Methods We endeavored to characterize the functional tumor microenvironment changes for two syngeneic models following treatment with anti-PD-1 and anti-CTLA-4 antibodies The syngeneic models used for the study were both colon adenocarcinomas, MC38 and CT26. Mice bearing subcutaneous tumors were dosed intraperitoneally with either vehicle alone, anti-CTLA-4, anti-PD-1, or a combination of the two immune checkpoint inhibitors on days 1, 4, and 8. Tumors were harvested on day 9 and assessed for gene expression by microarray analysis. The gene expression results were evaluated for the relationship between treatment regimen and tumor volume change by expression level association, functional set enrichment analysis, and immune cell population gene set variation analysis.

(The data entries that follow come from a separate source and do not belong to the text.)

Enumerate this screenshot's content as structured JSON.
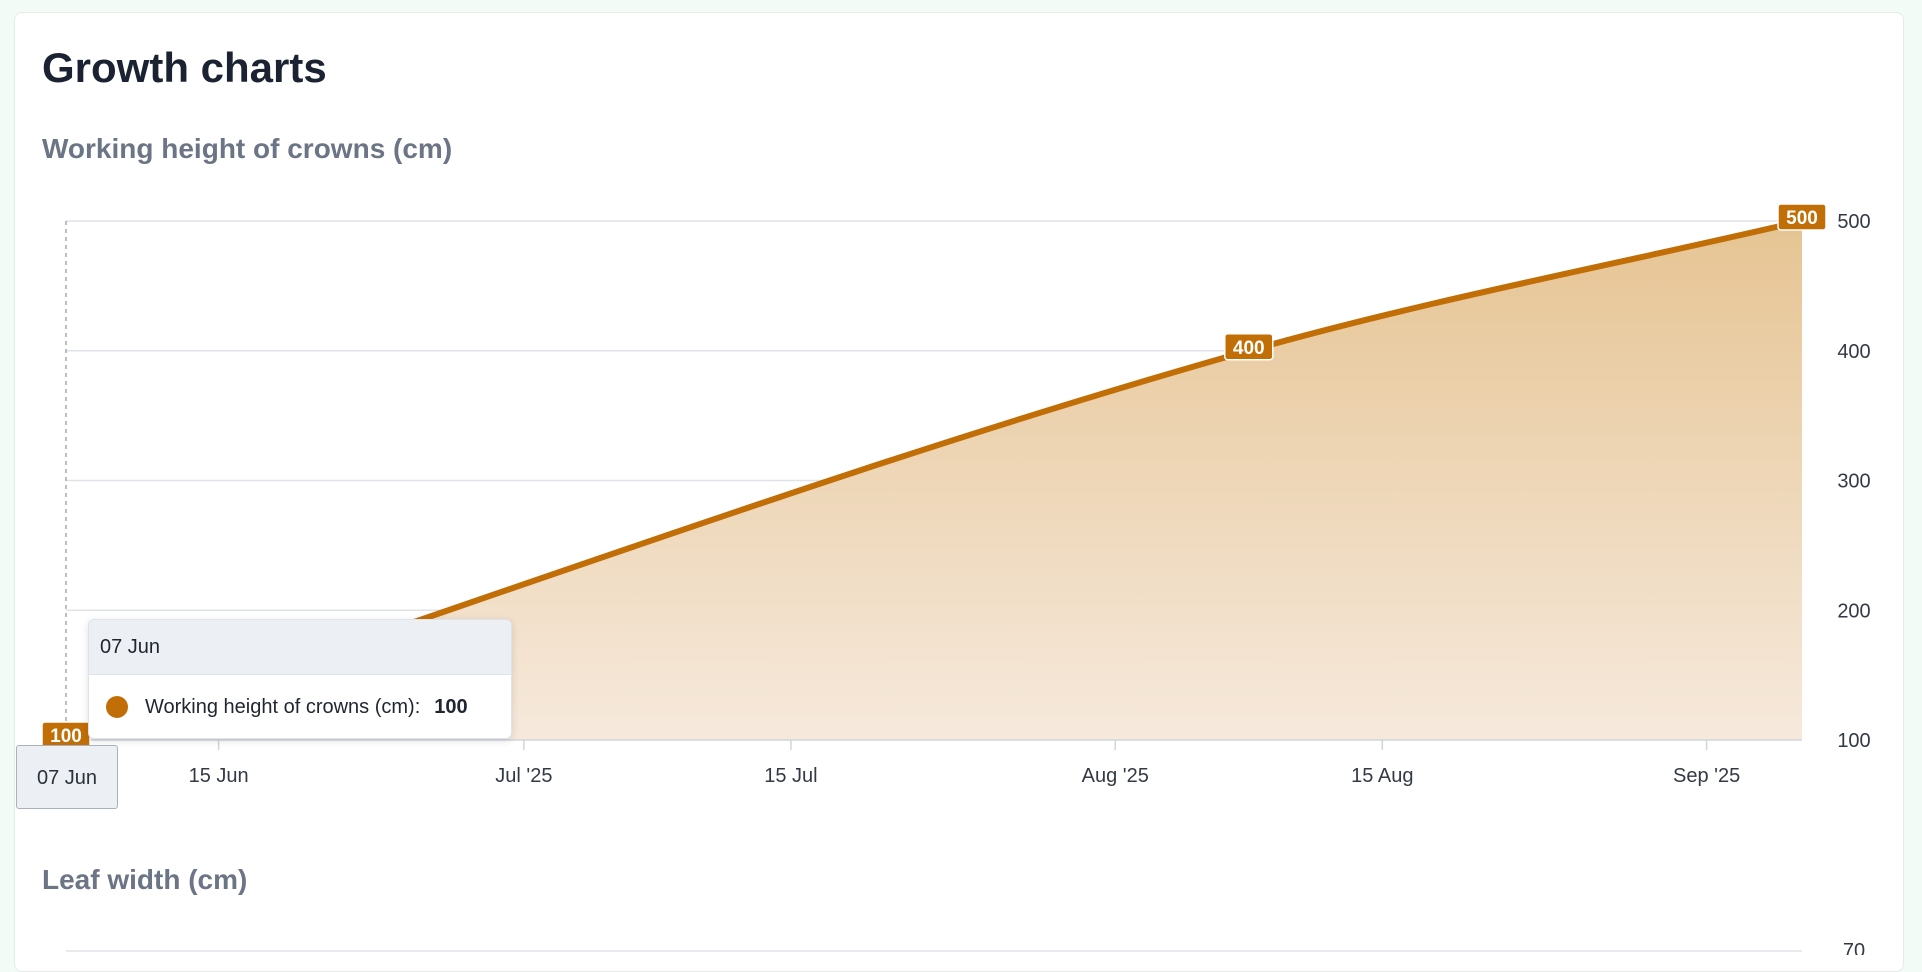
{
  "page": {
    "title": "Growth charts"
  },
  "charts": [
    {
      "title": "Working height of crowns (cm)"
    },
    {
      "title": "Leaf width (cm)"
    }
  ],
  "colors": {
    "series": "#c26e06",
    "area_top": "#e6c493",
    "area_bottom": "#f6e9dc",
    "grid": "#dfe3e8"
  },
  "tooltip": {
    "date": "07 Jun",
    "series_label": "Working height of crowns (cm):",
    "value": "100"
  },
  "crosshair_label": "07 Jun",
  "chart_data": [
    {
      "type": "area",
      "title": "Working height of crowns (cm)",
      "x_type": "date",
      "y_axis_position": "right",
      "ylim": [
        100,
        500
      ],
      "y_ticks": [
        100,
        200,
        300,
        400,
        500
      ],
      "x_ticks": [
        {
          "date": "2025-06-15",
          "label": "15 Jun"
        },
        {
          "date": "2025-07-01",
          "label": "Jul '25"
        },
        {
          "date": "2025-07-15",
          "label": "15 Jul"
        },
        {
          "date": "2025-08-01",
          "label": "Aug '25"
        },
        {
          "date": "2025-08-15",
          "label": "15 Aug"
        },
        {
          "date": "2025-09-01",
          "label": "Sep '25"
        }
      ],
      "xlim": [
        "2025-06-07",
        "2025-09-06"
      ],
      "series": [
        {
          "name": "Working height of crowns (cm)",
          "points": [
            {
              "x": "2025-06-07",
              "y": 100
            },
            {
              "x": "2025-08-08",
              "y": 400
            },
            {
              "x": "2025-09-06",
              "y": 500
            }
          ]
        }
      ],
      "data_labels": [
        "100",
        "400",
        "500"
      ],
      "grid": true,
      "legend": "none"
    },
    {
      "type": "area",
      "title": "Leaf width (cm)",
      "visible_y_ticks": [
        70
      ]
    }
  ]
}
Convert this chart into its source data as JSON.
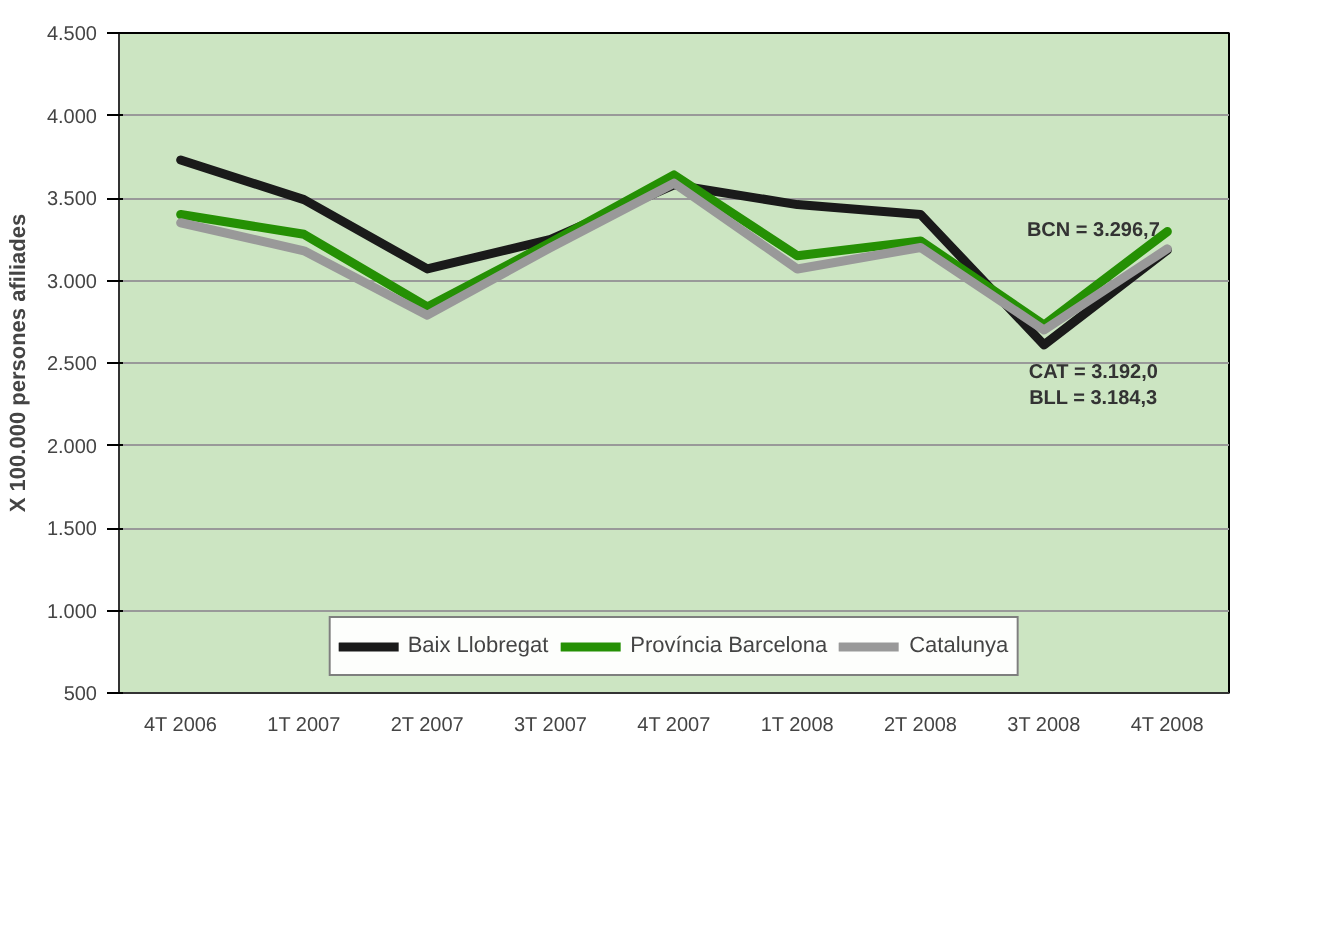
{
  "chart_data": {
    "type": "line",
    "ylabel": "X 100.000 persones afiliades",
    "categories": [
      "4T 2006",
      "1T 2007",
      "2T 2007",
      "3T 2007",
      "4T 2007",
      "1T 2008",
      "2T 2008",
      "3T 2008",
      "4T 2008"
    ],
    "series": [
      {
        "name": "Baix Llobregat",
        "color": "#1a1a1a",
        "values": [
          3730,
          3490,
          3070,
          3250,
          3580,
          3460,
          3400,
          2610,
          3184.3
        ]
      },
      {
        "name": "Província Barcelona",
        "color": "#259004",
        "values": [
          3400,
          3280,
          2840,
          3230,
          3640,
          3150,
          3240,
          2730,
          3296.7
        ]
      },
      {
        "name": "Catalunya",
        "color": "#999999",
        "values": [
          3350,
          3180,
          2790,
          3200,
          3590,
          3070,
          3200,
          2700,
          3192.0
        ]
      }
    ],
    "ylim": [
      500,
      4500
    ],
    "yticks": [
      {
        "value": 500,
        "label": "500"
      },
      {
        "value": 1000,
        "label": "1.000"
      },
      {
        "value": 1500,
        "label": "1.500"
      },
      {
        "value": 2000,
        "label": "2.000"
      },
      {
        "value": 2500,
        "label": "2.500"
      },
      {
        "value": 3000,
        "label": "3.000"
      },
      {
        "value": 3500,
        "label": "3.500"
      },
      {
        "value": 4000,
        "label": "4.000"
      },
      {
        "value": 4500,
        "label": "4.500"
      }
    ],
    "annotations": [
      "BCN = 3.296,7",
      "CAT = 3.192,0",
      "BLL = 3.184,3"
    ],
    "grid": "y",
    "legend": "bottom",
    "line_style": "solid",
    "marker": "none"
  }
}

Results For each of the tumor models, >10,000 genes were found to be significantly differentially expressed. Functional set enrichment analysis showed notable changes in cell cycle and mitotic markers as well as immune response markers in MC38. In contrast, CT26 showed principally changes in immune response markers. Immune cell population set analysis revealed differential impacts on numerous immune cell populations between the models which correlate with therapy induced changes in tumor growth. These include expected changes in CD8+ T-cell populations for both models but also differential changes in other populations including CD56dim NK cells, eosinophils and B cells in MC38 and neutrophils in CT26. We also conducted a genomic analysis by whole exome sequencing. Both tumor models have relatively high tumor mutational burden; CT26 TMB = 377 MB and MC38 TMB = 69/MB. These data show the value of robust bioinformatics analysis of gene expression data sets to provide insights into the mode of action and model responses to investigational immune-oncology drugs.